Nous sommes dans les années 1960, peut-être 1966, et notre famille réside à St-Jean Vianney. J'ai 19 ans et mon père, Laurent, en a 48.Cet automne-là, mes parents décident de partir ensemble pour un voyage à la petite chasse (lièvre, perdrix) dans la Beauce. Une sortie d'environ cinq jours. Nous étions 7 enfants, mais en âge de nous garder nous-mêmes. Mes deux frères et moi pouvions alors profiter de la deuxième voiture de mon père (une Dodge 1952) pour pratiquer notre conduite automobile dans les rangs où le trafic était rare. À part quelques erreurs de pédales de mon frère Régis (la carrosserie avait écopé) et de pelletage forcené pour nous être « callés » jusqu'aux essieux dans la bouette, ce temps de liberté nous avait paru très court. Il faut dire qu'à l'époque il était très rare que nos parents puissent se permettre un petit voyage à deux.

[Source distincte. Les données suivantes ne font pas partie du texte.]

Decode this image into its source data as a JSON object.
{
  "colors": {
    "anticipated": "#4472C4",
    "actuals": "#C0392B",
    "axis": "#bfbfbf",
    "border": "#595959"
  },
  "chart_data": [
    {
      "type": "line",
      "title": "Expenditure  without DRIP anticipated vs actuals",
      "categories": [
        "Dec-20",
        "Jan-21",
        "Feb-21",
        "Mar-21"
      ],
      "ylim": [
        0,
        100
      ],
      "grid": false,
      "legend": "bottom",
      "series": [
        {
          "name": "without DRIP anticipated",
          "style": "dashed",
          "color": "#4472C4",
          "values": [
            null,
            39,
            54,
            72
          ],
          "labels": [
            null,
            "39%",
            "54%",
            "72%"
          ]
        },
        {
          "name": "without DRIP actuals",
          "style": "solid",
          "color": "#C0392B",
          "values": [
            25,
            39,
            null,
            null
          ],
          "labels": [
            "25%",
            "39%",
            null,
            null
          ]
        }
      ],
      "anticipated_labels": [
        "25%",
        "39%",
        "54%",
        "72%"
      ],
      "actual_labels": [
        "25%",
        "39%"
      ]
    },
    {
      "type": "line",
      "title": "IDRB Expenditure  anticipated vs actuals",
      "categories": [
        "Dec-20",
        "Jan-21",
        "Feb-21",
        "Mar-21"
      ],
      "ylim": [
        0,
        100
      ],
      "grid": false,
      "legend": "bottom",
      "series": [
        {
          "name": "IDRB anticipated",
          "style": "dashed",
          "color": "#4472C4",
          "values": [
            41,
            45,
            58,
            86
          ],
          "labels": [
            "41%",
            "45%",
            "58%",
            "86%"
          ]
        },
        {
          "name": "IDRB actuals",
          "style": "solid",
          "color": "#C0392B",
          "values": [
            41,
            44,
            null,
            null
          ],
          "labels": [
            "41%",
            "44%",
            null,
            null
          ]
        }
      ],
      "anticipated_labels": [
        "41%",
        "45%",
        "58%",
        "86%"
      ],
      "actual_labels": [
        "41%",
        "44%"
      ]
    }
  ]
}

Leur retour s'était fait dans la joie. La chasse n'avait pas été aussi fructueuse qu'anticipée, mais le bonheur d'être ensemble tout ce temps les avait illuminés. Une seule ombre au tableau cependant. En effet mon père nous raconta qu'il était arrêté prendre un café avec maman dans un petit restaurant de Disraeli, petit village pas très loin de Saint-Georges. Il insista pour dire que le propriétaire était vraiment sympathique et que la conversation n'avait vraiment pas chômé. Ils avaient ensuite quitté les lieux après moult poignées de main et force salutations.

Ce n'est que rendu dans le parc des Laurentides que mon père se rendit soudainement compte qu'il avait oublié de payer les deux cafés à 25 cents chacun au restaurateur. Attristé il nous en fit part à son arrivée à la maison et il fit alors la promesse de retourner un jour régler sa dette.

Une dizaine d'années plus tard, alors que son travail l'avait amené en Estrie, il s'était rendu à Disraëli, avait retrouvé le petit resto, mais l'ancien propriétaire avait vendu à quelqu'un d'autre qui, évidemment n'avait plus cette facture en souffrance, si tant est qu'il y en eut déjà une de faite. Mon père s'en était vraiment désolé. Son honnêteté fondamentale nous avait par ailleurs tous profondément touchés. Il m'est arrivé quelque chose de similaire lors de la dernière campagne de financement du journal et sans doute ce vieux souvenir a-t-il pesé dans mon attitude. La campagne d'octobre s'était particulièrement bien déroulée malgré la pluie; nos bénévoles, tous rentrés, s'étaient lancés dans l'opération tourtière et dessert puis s'en étaient allés, fiers du devoir accompli.

Nous, de l'équipe de La Vie d'Ici, faisions un premier comptage de l'argent ramassé. Ouvrir les enveloppes, démêler l'argent-papier, puis la monnaie, elle-même montée en piles et finalement faire les calculs, s'est fait avec le plus grand sérieux. Dans mon cas un incident mineur s'est produit quand mon bras, par inadvertance, a fauché une couple de piles de 10 cents qui ont pris le bord. Certaines pièces sont restées sur la table, d'autres sont tombées par terre et ont roulé dans toutes les directions. Misère! Évidemment je me suis empressé de tout ramasser et rempiler. Après avoir remis l'argent et notre décompte au trésorier, notre tâche s'arrêtait là. C'était une grosse journée. Rendu à la maison je me déchausse et bizarrement il y a une pièce de 10 cent dans mon espadrille. D'abord surpris, j'ai vite compris qu'il s'agissait certainement d'un des dix cents tombés par terre plus tôt lors du dépouillement des enveloppes. Me rappelant alors l'histoire des deux cafés de mon père, je me suis fait un devoir de remettre la petite pièce à Alain Denis, notre trésorier, qui n'a pas manqué d'esquisser un sourire. Une histoire qui finit bien.